The Drug Enforcement Administration (DEA), IRS, Immigration and Customs Enforcement, and the Secret Service have all used a company known as Babel Street. This company’s Locate X software provides a history of device location data derived from apps or online adtech services.
“The company has been secretive about the capabilities program. … One DEA contract with Babel Street for $220k merely references ‘data collection,’” the report reads.
The Marine Corps Intelligence Surveillance Reconnaissance Enterprise uses a database from Thomson Reuters that provides a “live gateway” to “cell phone data,” according to the report.
CDT blamed gaps in U.S. legislation for the situation. Government attorneys have interpreted the Fourth Amendment to allow federal agencies to purchase data from companies, while consumer protection laws don’t cover data brokers because they don’t interact directly with consumers.
“There’s a loophole in ECPA [Electronic Communications Privacy Act] allowing data brokers to obtain ‘non-content’ communications data, and then, because data brokers are not regulated by that law, to turn around and sell that information to government agencies,” CDT Policy Director Samir Jain said in a statement.
“Similarly, although the Supreme Court’s expansive language in Carpenter v. United States suggests that the government must also obtain a warrant in order to access sensitive personal information … government agencies have adopted narrow interpretations under which purchases of sensitive data from brokers are permitted without a warrant or other legal process.”
To close the legal loopholes, the CDT has endorsed the Fourth Amendment is Not for Sale Act, which was introduced in April by Sens. Ron Wyden (D-Ore.) and Rand Paul (R-Ky.).
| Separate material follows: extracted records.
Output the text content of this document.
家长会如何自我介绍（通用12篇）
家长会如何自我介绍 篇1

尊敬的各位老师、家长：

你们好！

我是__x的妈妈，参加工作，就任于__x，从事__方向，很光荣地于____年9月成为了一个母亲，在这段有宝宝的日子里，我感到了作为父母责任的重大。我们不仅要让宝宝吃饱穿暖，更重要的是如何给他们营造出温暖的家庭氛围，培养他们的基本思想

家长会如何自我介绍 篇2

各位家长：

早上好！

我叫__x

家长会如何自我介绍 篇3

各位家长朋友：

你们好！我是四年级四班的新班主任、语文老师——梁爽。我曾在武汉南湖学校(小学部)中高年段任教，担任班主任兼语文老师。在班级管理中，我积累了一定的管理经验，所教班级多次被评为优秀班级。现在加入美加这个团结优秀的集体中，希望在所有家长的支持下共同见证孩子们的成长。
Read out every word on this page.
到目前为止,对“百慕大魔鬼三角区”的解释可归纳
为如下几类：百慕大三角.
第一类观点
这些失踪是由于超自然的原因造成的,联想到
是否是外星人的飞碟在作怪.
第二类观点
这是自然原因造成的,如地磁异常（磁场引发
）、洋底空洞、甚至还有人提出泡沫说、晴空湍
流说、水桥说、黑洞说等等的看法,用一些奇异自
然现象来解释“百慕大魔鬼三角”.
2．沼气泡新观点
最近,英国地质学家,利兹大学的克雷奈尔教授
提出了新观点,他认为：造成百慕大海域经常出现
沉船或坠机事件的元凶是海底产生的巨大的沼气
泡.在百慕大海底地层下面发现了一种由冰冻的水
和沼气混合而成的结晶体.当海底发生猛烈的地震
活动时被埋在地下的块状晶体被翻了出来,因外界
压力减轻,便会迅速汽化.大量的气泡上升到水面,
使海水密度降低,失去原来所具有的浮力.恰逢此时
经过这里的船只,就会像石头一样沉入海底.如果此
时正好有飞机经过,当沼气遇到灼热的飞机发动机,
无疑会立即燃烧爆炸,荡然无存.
The measure would place warrant requirements on government purchases of bulk data and take away the U.S. attorney general’s ability to give civil immunity to companies that unlawfully sell bulk data to government agencies.
“This legislation seeks to close the ECPA loophole that, as evidenced by this report, has enabled an entire lucrative industry around government contracts for data that the government should not access without appropriate legal process,” the CDT stated.
The Fourth Amendment is Not for Sale Act has the bipartisan support of 20 cosponsors, but the measure has yet to receive a hearing.
Not everyone agrees that the government purchasing of private data is the problem that privacy activists and civil libertarians make it out to be. On the Nov. 22 episode of the Cyberlaw Podcast, former Department of Homeland Security (DHS) official Paul Rosenzweig said federal agencies should be able to make the same data transactions as private entities.
“To say that the federal government may not purchase on the open market the same products that Walmart can purchase—the government is acting as a consumer like anyone else,” said Rosenzweig, former DHS deputy assistant secretary for policy. “For privacy advocates to contend that the government as a consumer should be in a different position from any other commercial purchaser is just senseless.”